The impassive mask must've crumpled because Mom immediately asks a nearby waitress for the check. For the next few minutes, I numbly watch her hand over a credit card and sign the receipt with an unreadable expression. With mechanical movements, I shrug on my jacket and knit hat and follow Mom and Dad out of the restaurant and into the biting cold. It's not until we're all buckled up in the car when Mom finally speaks. "We'll be your listening ears; we'll be anything you need us to, just like before," I flinch at the familiar heartbreak in Mom's voice. "I didn't want to burden you both," I whisper, unable to fully look at her. Dad tightens his grip on the steering wheel and intently watches a couple walk out of the restaurant hand in hand. His entire body seems to sag in his seat.

"We can do this together, sunshine. We're all each of us has left. We can do this; we have to," he says, putting the car in gear. I nod and reach over to put my hand on top of Dad's free one resting on the center console. "Making sure I'm busy at work prevents me from stewing in negative thoughts," Mom says, turning around to give me a soft smile. "It helps to have something to occupy yourself with, to have something help process all that grief. I've developed a better appreciation for the cathartic effect that music brings me," Dad adds as he turns the car onto our street. "I think I've found my 'something'," I reply, glimmers of a concert hall stage, British countryside manor, dark urban alleyway, and enchanting forest floating in front of my eyes. Mom gives me a relieved smile, one that crinkles the lines in the corner of her eyes, but she doesn't inquire further on what my 'something' is.

I'm about to explain to them all the vividly imagined adventures I embark on from the comfort of a bed or seat of some sort, knowing that they deserve to know what's been going on with me, but instead of speaking words, my mouth opens into a wide and very loud yawn, the early start of the day traveling finally catching up to me even though it's only just past nine thirty.
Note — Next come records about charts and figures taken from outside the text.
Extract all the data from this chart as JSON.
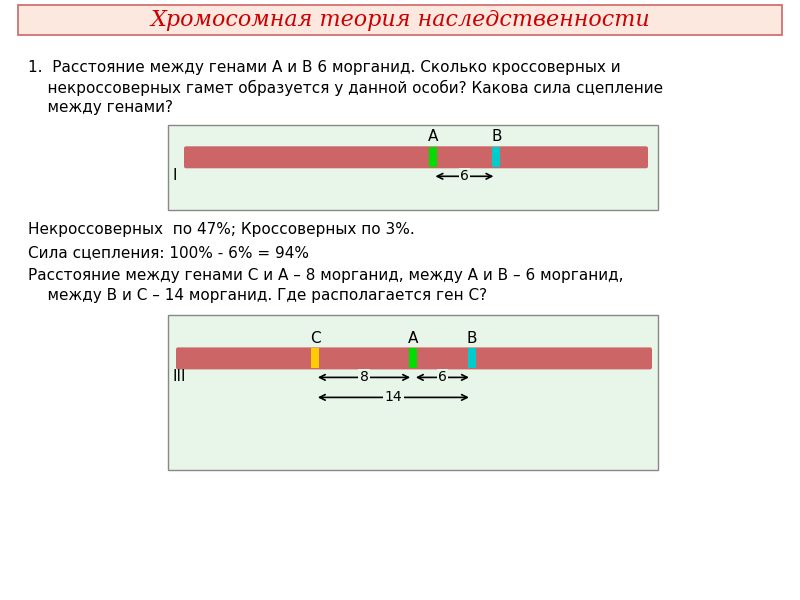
{
  "title": "Хромосомная теория наследственности",
  "title_color": "#cc0000",
  "title_bg": "#fde8e0",
  "title_border": "#cc6666",
  "page_bg": "#ffffff",
  "text1_line1": "1.  Расстояние между генами А и В 6 морганид. Сколько кроссоверных и",
  "text1_line2": "    некроссоверных гамет образуется у данной особи? Какова сила сцепление",
  "text1_line3": "    между генами?",
  "diagram1_bg": "#e8f5e9",
  "diagram1_border": "#888888",
  "chrom_color": "#cc6666",
  "gene_A_color": "#00dd00",
  "gene_B_color": "#00cccc",
  "gene_C_color": "#ffcc00",
  "label_I": "I",
  "label_III": "III",
  "dist1": "6",
  "text2_line1": "Некроссоверных  по 47%; Кроссоверных по 3%.",
  "text2_line2": "Сила сцепления: 100% - 6% = 94%",
  "text2_line3": "Расстояние между генами С и А – 8 морганид, между А и В – 6 морганид,",
  "text2_line4": "    между В и С – 14 морганид. Где располагается ген С?",
  "diagram2_bg": "#e8f5e9",
  "diagram2_border": "#888888",
  "dist_CA": "8",
  "dist_AB": "6",
  "dist_CB": "14"
}
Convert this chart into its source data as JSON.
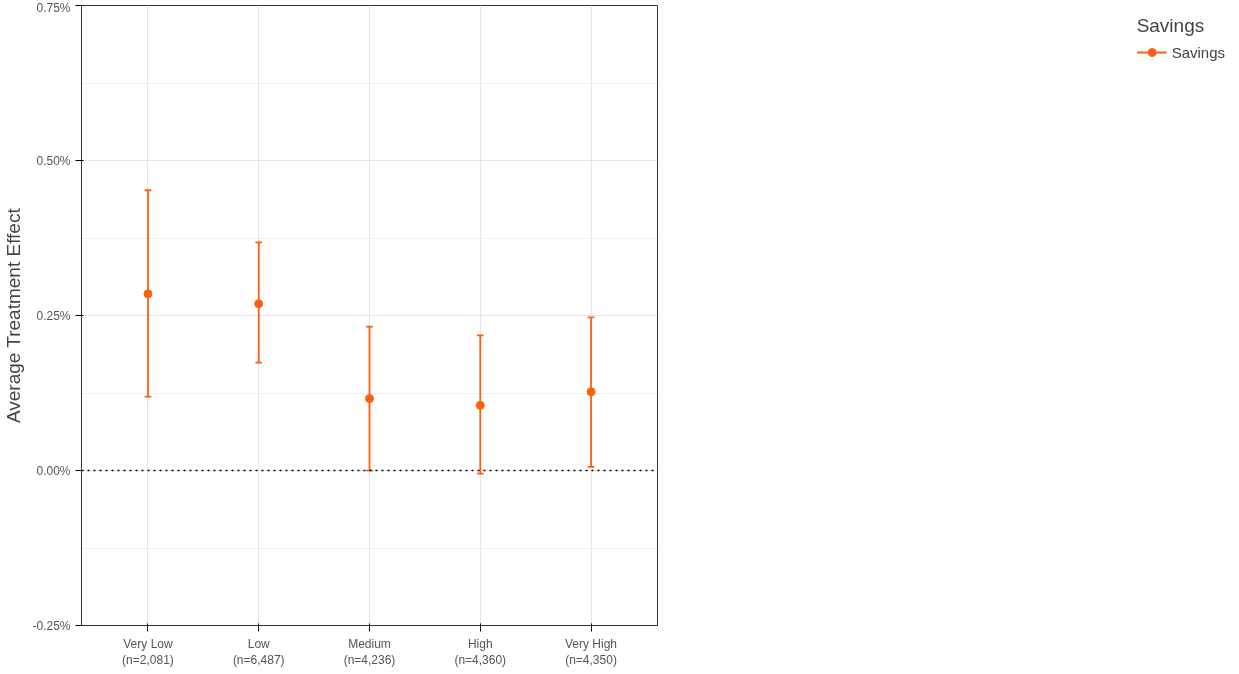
{
  "chart_data": {
    "type": "scatter",
    "ylabel": "Average Treatment Effect",
    "legend_title": "Savings",
    "categories": [
      "Very Low\n(n=2,081)",
      "Low\n(n=6,487)",
      "Medium\n(n=4,236)",
      "High\n(n=4,360)",
      "Very High\n(n=4,350)"
    ],
    "series": [
      {
        "name": "Savings",
        "color": "#ff5f0f",
        "values": [
          0.285,
          0.269,
          0.116,
          0.105,
          0.127
        ],
        "errors": [
          [
            0.119,
            0.452
          ],
          [
            0.174,
            0.368
          ],
          [
            0.0,
            0.232
          ],
          [
            -0.005,
            0.218
          ],
          [
            0.006,
            0.247
          ]
        ]
      }
    ],
    "ylim": [
      -0.25,
      0.75
    ],
    "yticks": [
      {
        "value": -0.25,
        "label": "-0.25%"
      },
      {
        "value": 0,
        "label": "0.00%"
      },
      {
        "value": 0.25,
        "label": "0.25%"
      },
      {
        "value": 0.5,
        "label": "0.50%"
      },
      {
        "value": 0.75,
        "label": "0.75%"
      }
    ],
    "ref_lines": [
      {
        "axis": "y",
        "value": 0,
        "color": "#000000",
        "line_style": "dotted"
      }
    ],
    "grid": true,
    "legend": "right",
    "marker": "circle"
  }
}
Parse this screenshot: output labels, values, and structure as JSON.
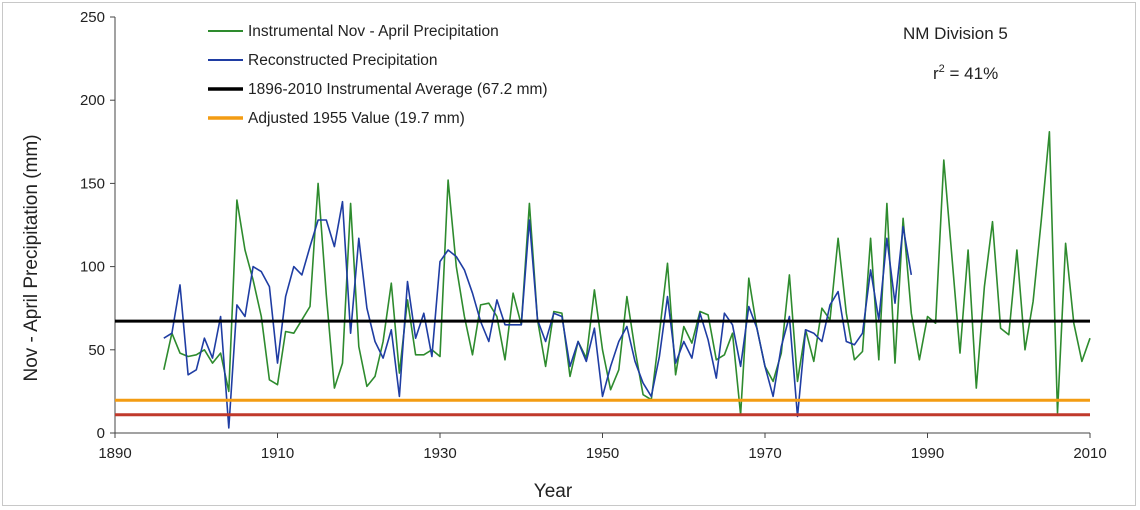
{
  "chart_data": {
    "type": "line",
    "xlabel": "Year",
    "ylabel": "Nov - April Precipitation (mm)",
    "xlim": [
      1890,
      2010
    ],
    "ylim": [
      0,
      250
    ],
    "xticks": [
      1890,
      1910,
      1930,
      1950,
      1970,
      1990,
      2010
    ],
    "yticks": [
      0,
      50,
      100,
      150,
      200,
      250
    ],
    "grid": false,
    "legend_position": "top-left",
    "series": [
      {
        "name": "Instrumental Nov - April Precipitation",
        "color": "#2e8b2e",
        "x": [
          1896,
          1897,
          1898,
          1899,
          1900,
          1901,
          1902,
          1903,
          1904,
          1905,
          1906,
          1907,
          1908,
          1909,
          1910,
          1911,
          1912,
          1913,
          1914,
          1915,
          1916,
          1917,
          1918,
          1919,
          1920,
          1921,
          1922,
          1923,
          1924,
          1925,
          1926,
          1927,
          1928,
          1929,
          1930,
          1931,
          1932,
          1933,
          1934,
          1935,
          1936,
          1937,
          1938,
          1939,
          1940,
          1941,
          1942,
          1943,
          1944,
          1945,
          1946,
          1947,
          1948,
          1949,
          1950,
          1951,
          1952,
          1953,
          1954,
          1955,
          1956,
          1957,
          1958,
          1959,
          1960,
          1961,
          1962,
          1963,
          1964,
          1965,
          1966,
          1967,
          1968,
          1969,
          1970,
          1971,
          1972,
          1973,
          1974,
          1975,
          1976,
          1977,
          1978,
          1979,
          1980,
          1981,
          1982,
          1983,
          1984,
          1985,
          1986,
          1987,
          1988,
          1989,
          1990,
          1991,
          1992,
          1993,
          1994,
          1995,
          1996,
          1997,
          1998,
          1999,
          2000,
          2001,
          2002,
          2003,
          2004,
          2005,
          2006,
          2007,
          2008,
          2009,
          2010
        ],
        "values": [
          38,
          60,
          48,
          46,
          47,
          50,
          42,
          48,
          25,
          140,
          110,
          92,
          70,
          32,
          29,
          61,
          60,
          68,
          76,
          150,
          83,
          27,
          42,
          138,
          52,
          28,
          34,
          55,
          90,
          36,
          80,
          47,
          47,
          50,
          46,
          152,
          100,
          70,
          47,
          77,
          78,
          70,
          44,
          84,
          65,
          138,
          68,
          40,
          73,
          72,
          34,
          55,
          45,
          86,
          50,
          26,
          38,
          82,
          50,
          23,
          20,
          60,
          102,
          35,
          64,
          54,
          73,
          71,
          44,
          47,
          60,
          11,
          93,
          63,
          40,
          31,
          48,
          95,
          31,
          62,
          43,
          75,
          68,
          117,
          72,
          44,
          49,
          117,
          44,
          138,
          42,
          129,
          72,
          44,
          70,
          66,
          164,
          106,
          48,
          110,
          27,
          88,
          127,
          63,
          59,
          110,
          50,
          79,
          128,
          181,
          12,
          114,
          66,
          43,
          57
        ]
      },
      {
        "name": "Reconstructed Precipitation",
        "color": "#1f3da3",
        "x": [
          1896,
          1897,
          1898,
          1899,
          1900,
          1901,
          1902,
          1903,
          1904,
          1905,
          1906,
          1907,
          1908,
          1909,
          1910,
          1911,
          1912,
          1913,
          1914,
          1915,
          1916,
          1917,
          1918,
          1919,
          1920,
          1921,
          1922,
          1923,
          1924,
          1925,
          1926,
          1927,
          1928,
          1929,
          1930,
          1931,
          1932,
          1933,
          1934,
          1935,
          1936,
          1937,
          1938,
          1939,
          1940,
          1941,
          1942,
          1943,
          1944,
          1945,
          1946,
          1947,
          1948,
          1949,
          1950,
          1951,
          1952,
          1953,
          1954,
          1955,
          1956,
          1957,
          1958,
          1959,
          1960,
          1961,
          1962,
          1963,
          1964,
          1965,
          1966,
          1967,
          1968,
          1969,
          1970,
          1971,
          1972,
          1973,
          1974,
          1975,
          1976,
          1977,
          1978,
          1979,
          1980,
          1981,
          1982,
          1983,
          1984,
          1985,
          1986,
          1987,
          1988
        ],
        "values": [
          57,
          60,
          89,
          35,
          38,
          57,
          45,
          70,
          3,
          77,
          70,
          100,
          97,
          88,
          42,
          82,
          100,
          95,
          112,
          128,
          128,
          112,
          139,
          60,
          117,
          75,
          55,
          45,
          62,
          22,
          91,
          57,
          72,
          46,
          103,
          110,
          106,
          98,
          84,
          67,
          55,
          80,
          65,
          65,
          65,
          128,
          68,
          55,
          72,
          70,
          40,
          55,
          43,
          63,
          22,
          40,
          55,
          64,
          43,
          30,
          22,
          46,
          82,
          42,
          55,
          45,
          72,
          56,
          33,
          72,
          65,
          40,
          76,
          63,
          40,
          22,
          52,
          70,
          10,
          62,
          60,
          55,
          77,
          85,
          55,
          53,
          60,
          98,
          68,
          117,
          78,
          124,
          95
        ]
      }
    ],
    "reference_lines": [
      {
        "name": "1896-2010 Instrumental Average (67.2 mm)",
        "value": 67.2,
        "color": "#000000"
      },
      {
        "name": "Adjusted 1955 Value (19.7 mm)",
        "value": 19.7,
        "color": "#f39c12"
      },
      {
        "name": "",
        "value": 11,
        "color": "#c0392b"
      }
    ],
    "annotations": {
      "division": "NM Division 5",
      "r2_prefix": "r",
      "r2_sup": "2",
      "r2_suffix": " = 41%"
    }
  }
}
Dad chuckles and ruffles my hair one more time, "We'll talk more in the morning, sunshine." As we all pile out of the car and rush into the warmth of the house, the stars in skies above twinkle brightly in a coordinated visual song to promise us a night full of nothing but sweet dreams.

*****

The stars in their own way did well on their promise. I wake up the following morning refreshed from a heavy, deep sleep of complete blissful nothingness. Much better than the constant nights of horrors for months following the accident that rendered me a shaking, sobbing mess. Lazily, I turn my head towards the alarm clock on the nightstand. It's quarter past ten. I flop my onto the pillows completely satisfied with my sleep, the best rest I've had in quite awhile.